You may now specify a specific route to clean along the floor so your robot will head out in the direction of the floor seams on wood or floor tiles. A new quick cleaning option in the app allows you to operate the robot 30% faster.
Reactive Tech Obstacle Avoidance system makes the new Q8 Max an improvement over the Q5 Pro and makes it less likely to become stuck. It has mopping capabilities as well, but lacks some of the more sophisticated mopping functions seen on some of Roborock’s models (such as the oscillating spinning mop heads on the Q Revo or the ability to lift its mops when it travels over carpet as found on the S8). Its water tank is larger, at 350 ml, than the Q5 Pro’s (350 ml).

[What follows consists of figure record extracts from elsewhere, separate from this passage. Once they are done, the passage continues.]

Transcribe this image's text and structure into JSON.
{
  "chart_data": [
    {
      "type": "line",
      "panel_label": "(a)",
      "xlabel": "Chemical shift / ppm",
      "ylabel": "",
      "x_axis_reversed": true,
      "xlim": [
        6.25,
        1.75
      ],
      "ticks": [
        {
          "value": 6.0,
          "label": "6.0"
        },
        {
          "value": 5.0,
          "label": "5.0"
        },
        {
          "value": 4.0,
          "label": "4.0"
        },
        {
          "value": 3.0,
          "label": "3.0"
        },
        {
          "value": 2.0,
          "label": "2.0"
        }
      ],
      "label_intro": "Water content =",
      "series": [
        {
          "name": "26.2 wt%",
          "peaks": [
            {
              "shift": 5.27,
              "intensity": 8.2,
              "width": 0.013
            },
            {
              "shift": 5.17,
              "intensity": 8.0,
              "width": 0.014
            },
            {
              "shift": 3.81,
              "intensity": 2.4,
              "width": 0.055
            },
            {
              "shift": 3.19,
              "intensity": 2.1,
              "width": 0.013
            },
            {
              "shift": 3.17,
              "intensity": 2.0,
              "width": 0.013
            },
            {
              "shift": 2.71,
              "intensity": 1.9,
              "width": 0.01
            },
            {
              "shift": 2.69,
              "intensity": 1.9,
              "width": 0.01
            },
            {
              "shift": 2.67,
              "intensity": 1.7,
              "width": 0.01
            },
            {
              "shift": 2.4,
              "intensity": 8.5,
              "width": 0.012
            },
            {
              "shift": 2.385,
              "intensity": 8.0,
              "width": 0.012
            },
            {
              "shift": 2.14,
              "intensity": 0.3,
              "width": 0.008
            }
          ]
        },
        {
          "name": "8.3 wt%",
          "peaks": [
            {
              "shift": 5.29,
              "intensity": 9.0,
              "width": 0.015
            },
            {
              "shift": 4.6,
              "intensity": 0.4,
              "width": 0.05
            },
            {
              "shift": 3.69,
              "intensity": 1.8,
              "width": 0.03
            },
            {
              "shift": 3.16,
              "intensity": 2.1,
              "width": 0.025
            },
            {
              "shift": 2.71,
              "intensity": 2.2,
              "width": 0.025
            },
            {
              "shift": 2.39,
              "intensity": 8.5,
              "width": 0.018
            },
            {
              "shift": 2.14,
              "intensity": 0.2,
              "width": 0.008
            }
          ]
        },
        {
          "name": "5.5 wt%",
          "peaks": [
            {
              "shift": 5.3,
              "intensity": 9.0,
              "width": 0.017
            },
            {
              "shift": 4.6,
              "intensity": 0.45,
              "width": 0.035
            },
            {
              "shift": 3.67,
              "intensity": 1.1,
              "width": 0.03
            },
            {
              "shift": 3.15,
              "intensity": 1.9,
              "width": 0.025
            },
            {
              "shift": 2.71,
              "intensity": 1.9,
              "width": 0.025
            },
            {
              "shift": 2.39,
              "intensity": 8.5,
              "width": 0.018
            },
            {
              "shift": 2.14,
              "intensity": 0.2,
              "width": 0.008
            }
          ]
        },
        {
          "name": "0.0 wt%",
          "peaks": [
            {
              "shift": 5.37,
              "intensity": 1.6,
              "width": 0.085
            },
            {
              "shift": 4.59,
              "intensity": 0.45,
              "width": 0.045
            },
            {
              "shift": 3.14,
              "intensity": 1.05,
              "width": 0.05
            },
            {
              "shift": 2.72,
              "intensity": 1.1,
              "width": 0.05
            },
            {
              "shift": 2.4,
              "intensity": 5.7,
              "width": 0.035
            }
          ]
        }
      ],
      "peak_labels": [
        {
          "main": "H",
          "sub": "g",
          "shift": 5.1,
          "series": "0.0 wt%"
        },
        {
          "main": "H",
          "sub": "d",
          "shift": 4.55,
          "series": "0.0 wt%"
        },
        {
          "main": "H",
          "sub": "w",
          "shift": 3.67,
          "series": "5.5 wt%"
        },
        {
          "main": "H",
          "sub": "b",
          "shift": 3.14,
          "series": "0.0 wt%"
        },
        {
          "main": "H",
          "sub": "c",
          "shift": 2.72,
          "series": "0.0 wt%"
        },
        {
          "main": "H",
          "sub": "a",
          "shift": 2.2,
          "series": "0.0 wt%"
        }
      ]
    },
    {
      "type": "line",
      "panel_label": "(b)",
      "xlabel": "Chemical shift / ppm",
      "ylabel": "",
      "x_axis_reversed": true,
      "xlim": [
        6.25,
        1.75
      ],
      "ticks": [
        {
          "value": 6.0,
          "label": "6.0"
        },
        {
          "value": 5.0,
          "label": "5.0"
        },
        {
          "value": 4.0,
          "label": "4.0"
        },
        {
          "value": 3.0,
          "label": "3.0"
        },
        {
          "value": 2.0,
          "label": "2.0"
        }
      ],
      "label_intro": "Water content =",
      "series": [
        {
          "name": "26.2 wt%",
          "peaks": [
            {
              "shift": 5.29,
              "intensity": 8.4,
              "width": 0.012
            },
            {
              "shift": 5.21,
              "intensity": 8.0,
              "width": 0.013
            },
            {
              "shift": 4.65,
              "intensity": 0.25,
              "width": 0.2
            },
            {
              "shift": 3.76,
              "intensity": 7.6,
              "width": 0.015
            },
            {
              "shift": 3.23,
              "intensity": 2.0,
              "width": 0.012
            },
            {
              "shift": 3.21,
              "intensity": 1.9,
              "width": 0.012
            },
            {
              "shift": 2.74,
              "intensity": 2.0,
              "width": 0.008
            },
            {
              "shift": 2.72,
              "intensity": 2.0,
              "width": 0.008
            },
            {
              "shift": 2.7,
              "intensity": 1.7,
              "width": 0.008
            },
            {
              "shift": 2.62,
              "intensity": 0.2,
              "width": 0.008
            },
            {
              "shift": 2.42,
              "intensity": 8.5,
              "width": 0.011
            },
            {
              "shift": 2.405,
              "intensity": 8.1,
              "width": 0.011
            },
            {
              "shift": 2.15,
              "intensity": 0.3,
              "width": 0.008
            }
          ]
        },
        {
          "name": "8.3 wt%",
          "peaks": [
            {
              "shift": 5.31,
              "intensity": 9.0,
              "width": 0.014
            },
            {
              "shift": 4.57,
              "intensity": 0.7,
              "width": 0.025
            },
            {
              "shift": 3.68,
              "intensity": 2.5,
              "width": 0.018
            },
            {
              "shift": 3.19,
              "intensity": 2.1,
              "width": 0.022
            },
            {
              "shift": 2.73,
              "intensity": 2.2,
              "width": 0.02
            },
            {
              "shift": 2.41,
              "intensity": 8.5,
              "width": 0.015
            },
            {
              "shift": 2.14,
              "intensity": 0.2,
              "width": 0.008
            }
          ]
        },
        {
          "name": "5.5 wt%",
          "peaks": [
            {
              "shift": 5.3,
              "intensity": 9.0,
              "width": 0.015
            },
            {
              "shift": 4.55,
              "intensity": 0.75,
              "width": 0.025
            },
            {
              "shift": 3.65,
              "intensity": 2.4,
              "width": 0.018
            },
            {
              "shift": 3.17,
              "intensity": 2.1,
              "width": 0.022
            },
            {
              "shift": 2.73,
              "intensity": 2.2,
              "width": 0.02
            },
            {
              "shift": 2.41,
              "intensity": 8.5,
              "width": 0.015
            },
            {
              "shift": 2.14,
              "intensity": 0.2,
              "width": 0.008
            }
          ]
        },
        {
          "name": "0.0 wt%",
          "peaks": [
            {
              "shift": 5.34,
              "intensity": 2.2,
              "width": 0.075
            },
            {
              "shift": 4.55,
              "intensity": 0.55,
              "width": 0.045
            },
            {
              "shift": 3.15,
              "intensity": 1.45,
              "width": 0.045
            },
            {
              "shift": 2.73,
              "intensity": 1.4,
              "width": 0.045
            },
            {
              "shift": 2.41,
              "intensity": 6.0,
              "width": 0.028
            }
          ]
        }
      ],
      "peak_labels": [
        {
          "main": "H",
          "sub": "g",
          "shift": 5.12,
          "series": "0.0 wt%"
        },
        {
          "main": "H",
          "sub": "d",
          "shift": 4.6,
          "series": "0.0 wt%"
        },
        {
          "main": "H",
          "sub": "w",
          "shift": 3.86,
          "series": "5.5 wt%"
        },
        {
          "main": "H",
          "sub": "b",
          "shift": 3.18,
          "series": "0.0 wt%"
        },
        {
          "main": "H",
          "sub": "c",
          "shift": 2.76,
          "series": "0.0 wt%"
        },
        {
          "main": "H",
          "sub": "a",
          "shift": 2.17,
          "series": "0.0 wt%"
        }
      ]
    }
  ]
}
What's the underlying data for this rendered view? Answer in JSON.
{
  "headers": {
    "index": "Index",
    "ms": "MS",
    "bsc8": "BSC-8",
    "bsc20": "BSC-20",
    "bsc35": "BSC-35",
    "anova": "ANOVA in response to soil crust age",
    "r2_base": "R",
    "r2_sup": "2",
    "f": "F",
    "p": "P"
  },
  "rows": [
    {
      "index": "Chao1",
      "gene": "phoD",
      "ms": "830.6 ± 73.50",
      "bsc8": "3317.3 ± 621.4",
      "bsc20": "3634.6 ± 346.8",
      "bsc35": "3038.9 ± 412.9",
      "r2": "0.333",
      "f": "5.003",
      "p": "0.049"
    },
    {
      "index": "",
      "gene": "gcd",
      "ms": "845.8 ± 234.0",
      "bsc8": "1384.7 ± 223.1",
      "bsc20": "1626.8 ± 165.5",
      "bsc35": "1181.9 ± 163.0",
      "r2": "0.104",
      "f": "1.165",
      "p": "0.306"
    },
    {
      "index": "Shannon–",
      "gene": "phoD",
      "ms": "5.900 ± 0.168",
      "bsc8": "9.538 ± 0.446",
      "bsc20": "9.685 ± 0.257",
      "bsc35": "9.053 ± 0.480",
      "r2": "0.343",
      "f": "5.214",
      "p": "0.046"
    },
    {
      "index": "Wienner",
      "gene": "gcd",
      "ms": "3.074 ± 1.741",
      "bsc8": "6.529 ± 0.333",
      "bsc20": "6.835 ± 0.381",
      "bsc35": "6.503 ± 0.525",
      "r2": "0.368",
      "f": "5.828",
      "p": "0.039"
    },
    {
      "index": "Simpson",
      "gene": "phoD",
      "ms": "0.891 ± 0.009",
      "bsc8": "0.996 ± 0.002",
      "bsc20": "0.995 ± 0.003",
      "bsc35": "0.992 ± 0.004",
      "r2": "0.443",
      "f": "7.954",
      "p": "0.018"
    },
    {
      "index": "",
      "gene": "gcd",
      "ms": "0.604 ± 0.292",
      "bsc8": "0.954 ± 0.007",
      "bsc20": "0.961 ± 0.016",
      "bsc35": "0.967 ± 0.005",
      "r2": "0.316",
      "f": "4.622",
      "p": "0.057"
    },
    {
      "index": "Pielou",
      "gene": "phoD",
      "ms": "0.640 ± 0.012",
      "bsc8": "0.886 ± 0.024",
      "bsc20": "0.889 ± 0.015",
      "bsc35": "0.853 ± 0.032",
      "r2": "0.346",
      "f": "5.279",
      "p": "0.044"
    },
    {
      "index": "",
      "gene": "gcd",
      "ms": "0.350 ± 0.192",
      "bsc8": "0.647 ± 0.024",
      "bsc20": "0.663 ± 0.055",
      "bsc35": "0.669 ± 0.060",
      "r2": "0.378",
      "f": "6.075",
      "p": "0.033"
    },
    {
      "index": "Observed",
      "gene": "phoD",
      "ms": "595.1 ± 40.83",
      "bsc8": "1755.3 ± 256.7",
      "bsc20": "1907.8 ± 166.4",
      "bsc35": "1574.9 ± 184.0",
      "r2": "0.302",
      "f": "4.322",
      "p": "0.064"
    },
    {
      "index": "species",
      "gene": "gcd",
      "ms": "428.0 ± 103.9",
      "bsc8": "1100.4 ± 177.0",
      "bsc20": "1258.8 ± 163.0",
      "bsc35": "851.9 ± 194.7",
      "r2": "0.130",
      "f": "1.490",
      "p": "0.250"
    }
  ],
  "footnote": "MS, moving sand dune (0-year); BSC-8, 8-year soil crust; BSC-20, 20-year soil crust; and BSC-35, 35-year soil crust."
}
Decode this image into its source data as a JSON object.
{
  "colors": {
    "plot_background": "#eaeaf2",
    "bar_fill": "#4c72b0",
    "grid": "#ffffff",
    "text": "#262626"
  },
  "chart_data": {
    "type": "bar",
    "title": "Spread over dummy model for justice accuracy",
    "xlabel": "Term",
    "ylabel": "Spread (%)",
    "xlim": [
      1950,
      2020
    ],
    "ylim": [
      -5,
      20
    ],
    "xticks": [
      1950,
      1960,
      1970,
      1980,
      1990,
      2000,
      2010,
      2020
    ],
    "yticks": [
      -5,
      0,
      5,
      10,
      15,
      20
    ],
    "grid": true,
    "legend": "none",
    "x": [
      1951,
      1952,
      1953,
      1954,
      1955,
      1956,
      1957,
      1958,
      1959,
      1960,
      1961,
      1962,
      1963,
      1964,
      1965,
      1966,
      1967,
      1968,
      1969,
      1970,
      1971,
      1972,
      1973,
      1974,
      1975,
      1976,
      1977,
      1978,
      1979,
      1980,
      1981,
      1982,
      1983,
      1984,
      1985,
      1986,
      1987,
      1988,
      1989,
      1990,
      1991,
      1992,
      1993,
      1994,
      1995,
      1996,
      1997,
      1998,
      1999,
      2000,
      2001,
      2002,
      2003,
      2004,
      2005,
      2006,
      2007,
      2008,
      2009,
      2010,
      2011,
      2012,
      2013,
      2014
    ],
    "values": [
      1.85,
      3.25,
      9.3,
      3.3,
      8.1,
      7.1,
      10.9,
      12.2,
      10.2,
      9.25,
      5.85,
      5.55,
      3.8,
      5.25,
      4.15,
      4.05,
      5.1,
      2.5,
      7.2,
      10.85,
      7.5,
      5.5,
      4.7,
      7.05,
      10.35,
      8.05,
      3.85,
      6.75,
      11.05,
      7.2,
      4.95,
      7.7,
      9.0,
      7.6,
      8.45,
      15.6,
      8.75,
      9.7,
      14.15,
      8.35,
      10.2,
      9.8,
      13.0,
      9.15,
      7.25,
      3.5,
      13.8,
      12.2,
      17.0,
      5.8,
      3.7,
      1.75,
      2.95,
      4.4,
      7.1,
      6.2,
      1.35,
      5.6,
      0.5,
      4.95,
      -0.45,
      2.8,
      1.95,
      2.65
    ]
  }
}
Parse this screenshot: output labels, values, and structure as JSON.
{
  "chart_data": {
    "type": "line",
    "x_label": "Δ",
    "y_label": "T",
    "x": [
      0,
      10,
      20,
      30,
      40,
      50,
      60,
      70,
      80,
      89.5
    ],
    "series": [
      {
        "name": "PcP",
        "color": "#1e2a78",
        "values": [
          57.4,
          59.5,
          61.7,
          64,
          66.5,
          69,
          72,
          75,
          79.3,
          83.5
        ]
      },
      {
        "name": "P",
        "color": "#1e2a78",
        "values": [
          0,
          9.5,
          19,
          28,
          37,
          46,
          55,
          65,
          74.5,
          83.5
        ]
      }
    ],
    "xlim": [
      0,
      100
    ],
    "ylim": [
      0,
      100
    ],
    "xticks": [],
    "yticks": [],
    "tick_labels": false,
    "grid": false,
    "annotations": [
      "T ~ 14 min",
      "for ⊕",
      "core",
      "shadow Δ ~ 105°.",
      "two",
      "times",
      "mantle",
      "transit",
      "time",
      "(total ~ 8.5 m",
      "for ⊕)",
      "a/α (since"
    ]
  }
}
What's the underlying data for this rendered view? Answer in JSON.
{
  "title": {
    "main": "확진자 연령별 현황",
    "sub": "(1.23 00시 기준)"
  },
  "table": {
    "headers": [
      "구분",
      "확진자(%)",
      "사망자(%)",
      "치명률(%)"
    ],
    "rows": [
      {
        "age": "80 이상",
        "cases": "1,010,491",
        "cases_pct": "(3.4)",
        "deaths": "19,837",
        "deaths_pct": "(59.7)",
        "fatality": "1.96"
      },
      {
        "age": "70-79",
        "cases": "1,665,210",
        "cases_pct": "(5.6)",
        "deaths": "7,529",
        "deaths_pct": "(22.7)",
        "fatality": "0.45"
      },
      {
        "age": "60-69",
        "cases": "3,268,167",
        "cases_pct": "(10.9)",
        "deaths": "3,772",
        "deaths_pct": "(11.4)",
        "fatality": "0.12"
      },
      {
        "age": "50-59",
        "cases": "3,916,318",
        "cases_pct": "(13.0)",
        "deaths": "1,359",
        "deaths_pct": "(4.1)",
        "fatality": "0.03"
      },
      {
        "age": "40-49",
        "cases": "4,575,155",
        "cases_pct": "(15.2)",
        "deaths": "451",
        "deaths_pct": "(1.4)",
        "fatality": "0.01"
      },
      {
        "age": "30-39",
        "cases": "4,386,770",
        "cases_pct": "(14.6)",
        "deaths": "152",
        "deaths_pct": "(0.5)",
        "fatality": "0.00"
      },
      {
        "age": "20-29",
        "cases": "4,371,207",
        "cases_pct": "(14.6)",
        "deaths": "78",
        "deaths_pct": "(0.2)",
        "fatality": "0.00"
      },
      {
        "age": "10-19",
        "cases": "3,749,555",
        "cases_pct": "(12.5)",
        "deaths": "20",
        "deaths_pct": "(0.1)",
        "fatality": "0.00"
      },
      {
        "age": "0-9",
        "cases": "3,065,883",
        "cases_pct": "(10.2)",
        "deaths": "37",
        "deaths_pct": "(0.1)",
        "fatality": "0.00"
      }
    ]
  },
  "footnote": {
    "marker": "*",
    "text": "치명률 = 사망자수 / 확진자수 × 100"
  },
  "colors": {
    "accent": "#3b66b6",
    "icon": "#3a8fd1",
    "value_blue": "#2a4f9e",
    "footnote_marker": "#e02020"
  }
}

I’m quite interested in this model even if I’m not a huge fan of robot mops. It is the first intermediate choice with Roborock’s Reactivate Tech avoidance, which should aid with avoiding socks and larger junk but is not as effective as its AI-powered avoidance. It has a 5,500pa suction power, dual roller brushes, and a basic mop.
Reactive AI 2.0, which combines 3D structured light and a full-color (RGB) camera to traverse probable pathway issues, is the most advanced obstacle avoidance system included in Roborock’s S7 Max V. Reactive Tech 3D, a system used by Roborock’s more recent high-end models (the S8 series), depends on 3D imagery rather than a full-color camera. It can see and avoid objects with the aid of an infrared sensor and a black-and-white camera, but it won’t know what obstruction it’s avoiding. According to Marcus Lai of Roborock, this “performs just as well as the Reactive AI 2.0.” I am dubious.
A 5-in-1 wet/dry vacuum that can be turned into a stick vacuum is the Dyad Pro Combo. According to Lai, it is an all-purpose manual cleaning tool for every surface. It has a multisurface brush, 17,000pa of suction, a variety of attachments, and a pivoting head that facilitates manoeuvrability. It can consume a full bowl of cereal, according to Lai.
The hoover will automatically clean and dry itself after docking thanks to a clever sensor that can determine how dirty the floor is and adjust the power level. It debuts in October, with a length of 60 minutes, and is priced at $659.99.